Les outils de diagnostic utilisés

Le choix minutieux des outils de diagnostic des performances du système, en terme de consommations d’énergie et d’émissions de gaz à effet de serre, a été un préalable indispensable à notre diagnostic environnemental initial. Ce choix a été accompagné de la création d’outils complémentaires : le tableau de Bord GE+, dédié au suivi et à la gestion des impacts de l’exploitation, et PerfAgro 3P, conçu pour l’exploration et le choix d’orientations nouvelles.

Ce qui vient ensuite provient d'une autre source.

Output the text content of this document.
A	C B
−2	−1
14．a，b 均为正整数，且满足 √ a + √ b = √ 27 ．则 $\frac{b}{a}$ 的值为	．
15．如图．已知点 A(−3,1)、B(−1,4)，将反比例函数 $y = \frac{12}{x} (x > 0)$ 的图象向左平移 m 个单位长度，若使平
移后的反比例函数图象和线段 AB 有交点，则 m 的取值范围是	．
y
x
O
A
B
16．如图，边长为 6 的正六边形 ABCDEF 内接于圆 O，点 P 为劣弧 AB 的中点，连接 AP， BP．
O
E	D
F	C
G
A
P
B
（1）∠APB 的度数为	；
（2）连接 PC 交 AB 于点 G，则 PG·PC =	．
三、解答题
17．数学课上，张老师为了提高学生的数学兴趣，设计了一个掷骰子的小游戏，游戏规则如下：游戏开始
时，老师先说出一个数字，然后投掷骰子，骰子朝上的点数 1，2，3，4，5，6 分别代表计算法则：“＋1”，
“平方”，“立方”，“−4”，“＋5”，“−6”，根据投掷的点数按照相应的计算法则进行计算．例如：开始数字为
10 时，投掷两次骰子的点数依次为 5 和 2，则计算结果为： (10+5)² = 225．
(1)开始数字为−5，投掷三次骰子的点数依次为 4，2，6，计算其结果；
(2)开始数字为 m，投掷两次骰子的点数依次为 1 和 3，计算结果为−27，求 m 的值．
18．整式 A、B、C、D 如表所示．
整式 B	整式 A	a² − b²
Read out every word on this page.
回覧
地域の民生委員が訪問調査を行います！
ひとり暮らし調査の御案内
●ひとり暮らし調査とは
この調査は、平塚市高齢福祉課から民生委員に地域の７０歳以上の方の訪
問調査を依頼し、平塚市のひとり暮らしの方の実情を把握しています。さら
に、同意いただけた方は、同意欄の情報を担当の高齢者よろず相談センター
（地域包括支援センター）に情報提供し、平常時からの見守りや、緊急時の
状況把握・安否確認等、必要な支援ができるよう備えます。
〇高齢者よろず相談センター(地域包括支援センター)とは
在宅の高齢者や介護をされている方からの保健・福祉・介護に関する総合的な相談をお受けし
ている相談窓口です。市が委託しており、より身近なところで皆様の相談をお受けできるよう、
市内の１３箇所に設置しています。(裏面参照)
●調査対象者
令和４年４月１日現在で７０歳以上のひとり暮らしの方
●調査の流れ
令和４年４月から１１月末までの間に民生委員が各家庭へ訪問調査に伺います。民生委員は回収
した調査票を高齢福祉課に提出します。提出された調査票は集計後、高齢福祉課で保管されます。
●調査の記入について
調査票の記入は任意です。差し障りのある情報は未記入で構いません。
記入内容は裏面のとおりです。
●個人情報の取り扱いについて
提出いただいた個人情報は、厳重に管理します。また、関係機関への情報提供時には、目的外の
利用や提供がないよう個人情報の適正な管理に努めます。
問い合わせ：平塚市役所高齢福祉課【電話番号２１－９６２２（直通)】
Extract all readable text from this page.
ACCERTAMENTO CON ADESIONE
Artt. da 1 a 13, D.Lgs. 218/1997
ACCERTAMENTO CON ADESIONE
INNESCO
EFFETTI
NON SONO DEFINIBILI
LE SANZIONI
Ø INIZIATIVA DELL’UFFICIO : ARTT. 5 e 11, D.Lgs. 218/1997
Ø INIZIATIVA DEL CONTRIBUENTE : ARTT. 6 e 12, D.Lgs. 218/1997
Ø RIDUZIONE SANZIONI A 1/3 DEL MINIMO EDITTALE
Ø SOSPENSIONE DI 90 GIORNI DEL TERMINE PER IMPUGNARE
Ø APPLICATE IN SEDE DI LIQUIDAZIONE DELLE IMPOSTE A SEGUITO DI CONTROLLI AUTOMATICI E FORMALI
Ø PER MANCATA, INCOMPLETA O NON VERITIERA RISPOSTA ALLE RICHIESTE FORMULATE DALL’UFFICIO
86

 1. Objectif de la recherche d’outils

L’objectif assigné à la recherche des outils de diagnostic était d’établir un référentiel d’indicateurs qui remplirait par la suite les fonctions suivantes :
-  réalisation du diagnostic initial de l’exploitation de Grignon : identification des postes les plus impactants en terme de consommations énergétiques et d’émissions de gaz à effet de serre

-  suivi des évolutions suite aux changements de pratiques (voir l’article concernant spécifiquement le suivi des transformations)

 2. Critères de choix

Le choix des outils de diagnostic de la ferme de Grignon s’est basé et se base toujours sur les critères suivants :

-  L’ensemble des outils utilisés doit permettre d’analyser le maximum d’impacts environnementaux, pour le maximum d’ateliers différents de la ferme, tout en restant précis au niveau de l’expression des lois de réponse ou des facteurs de conversion.
-  Ils doivent également comporter des critères de performance économique.
-  Ils doivent en outre être sensibles à tout changement de pratique culturale ou d’élevage.
-  L’analyse doit permettre d’attribuer facilement à chaque poste son impact environnemental particulier (par exemple : impact énergie de la production de blé).
-  La reconnaissance scientifique des outils de diagnostic est primordiale pour assurer la crédibilité des résultats.
-  Les outils doivent enfin être faciles et rapides à mettre en place.

 3. Outils de diagnostic sélectionnés

Un assemblage de quatre outils a été retenu (voir aussi l’article sur les outils de suivi) :

Planète (Solagro) Cet outil sert à la réalisation du diagnostic des impacts Energie et Effet de Serre associés aux activités agricoles stricto sensu de l’exploitation. Planète permet également d’avoir une estimation des coûts financiers associés aux postes de consommations directes et indirectes d’énergies fossiles de la Ferme de Grignon.
Dialecte (Solagro), complété par Aquasite et Aqualéa (Arvalis) Ces outils servent à la réalisation d’un bilan environnemental plus complet : eau, sol, biodiversité, utilisation de ressources non renouvelables, risques de pollutions ponctuelles et diffuses.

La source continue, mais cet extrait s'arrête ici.